Bab 24
1965
Sudah terlalu lama aku tak menulis jurnal harian. Padahal, dulu Pak Cipto mengingatkanku untuk selalu menulis, tak peduli satu atau dua halaman saja. Tapi, duh, aku seperti berkejaran dengan waktu.
Kini, selama dua tahun berselang aku sudah bekerja sebagai jurnalis di Harian Rakjat.[1] Bagaimana aku bisa sampai di sini? Partai ternyata tak melupakanku. Setelah Pak Anwar tiada, aku kira aku akan terseok-seok di stasiun dan terminal, tapi aku lebih beruntung dibanding sekawanku Goenawan. Aku disekolahkan lebih tinggi, dan kini, aku bisa bekerja di surat kabar partai.
Dan memang langit mendung tidak selalu menaungi hidupku. Seminggu ke depan aku akan menikahi Eva. Ya, betul. Dia adalah Eva Jannatun Nisa, dengan huruf “N” nya dua ! Aku tak punya mahar lebih, tapi Eva membuatkan satu syarat untukku. Ia memintaku menulis sebuah artikel. Artikel tentang cinta. Maka di jurnal ini aku akan coba menuliskannya terlebih dahulu, sebelum mempersembahkan kepadanya.
“Eva, kamu bertanya kepadaku tentang cinta. Baik, aku akan mencoba menjawabnya. Dan apabila sudah bagus, dan tidak perlu dicoret di sana-sini, akan kupersembahkan padamu sebagai salah satu syarat mempersuntingmu.
Adalah Cinta Untuk Dipersembahkan
“Tidak ada orang yang melemparkan batu ke pohon yang tak berbuah” (Syaikh Sa’di Shirazi)
Beribu alasan yang melatarbelakangi orang berkata “Cinta,” juga tak terselami ketika orang mengatasnamakan cinta bagi setiap tindakannya. Namun alasan-alasan tersebut berujung pada satu kata yang mempersatukan. Sebuah kata sakti yang selalu terucap dan terngiang semenjak “Sang Maha Cinta” memfirmankannya, memahatnya pada alam semesta raya ini.
“Bahasa tidaklah stabil” ujar Deridda, seorang filsuf kontemporer asal Prancis. Maka wajarlah apabila sangat sulit untuk mendefinisikan arti kata “Cinta” apalagi melekatkannya pada setiap tindakan.
Cinta adalah komoditi, cinta ada di setiap lirik lagu, judul-judul novel, tema-tema film, yang pada pokoknya cinta adalah produk yang menjual.

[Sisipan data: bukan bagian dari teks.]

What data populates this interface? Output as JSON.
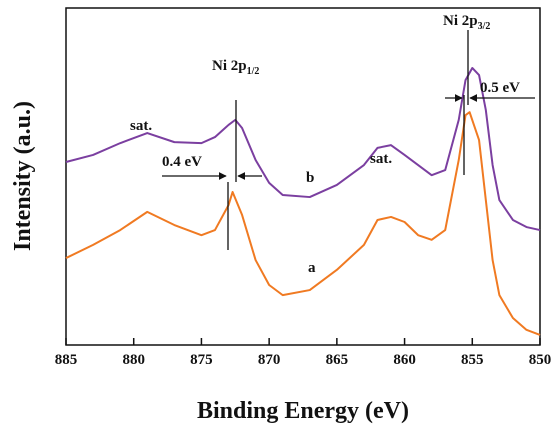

Dengan demikian cinta adalah juga produk kapitalis. Cinta juga sering disamarkan atau kata lain dari seks. Atas nama cinta juga orang rela melakukan bunuh diri, kamikaze, atau melilitkan tubuhnya dengan bom. Cinta adalah cantik, ganteng, cinta juga berarti sayang, cinta adalah buta, cinta juga dilekatkan pada nama Tuhan. Semuanya atas nama cinta, tetapi mungkin bukan cinta itu sendiri.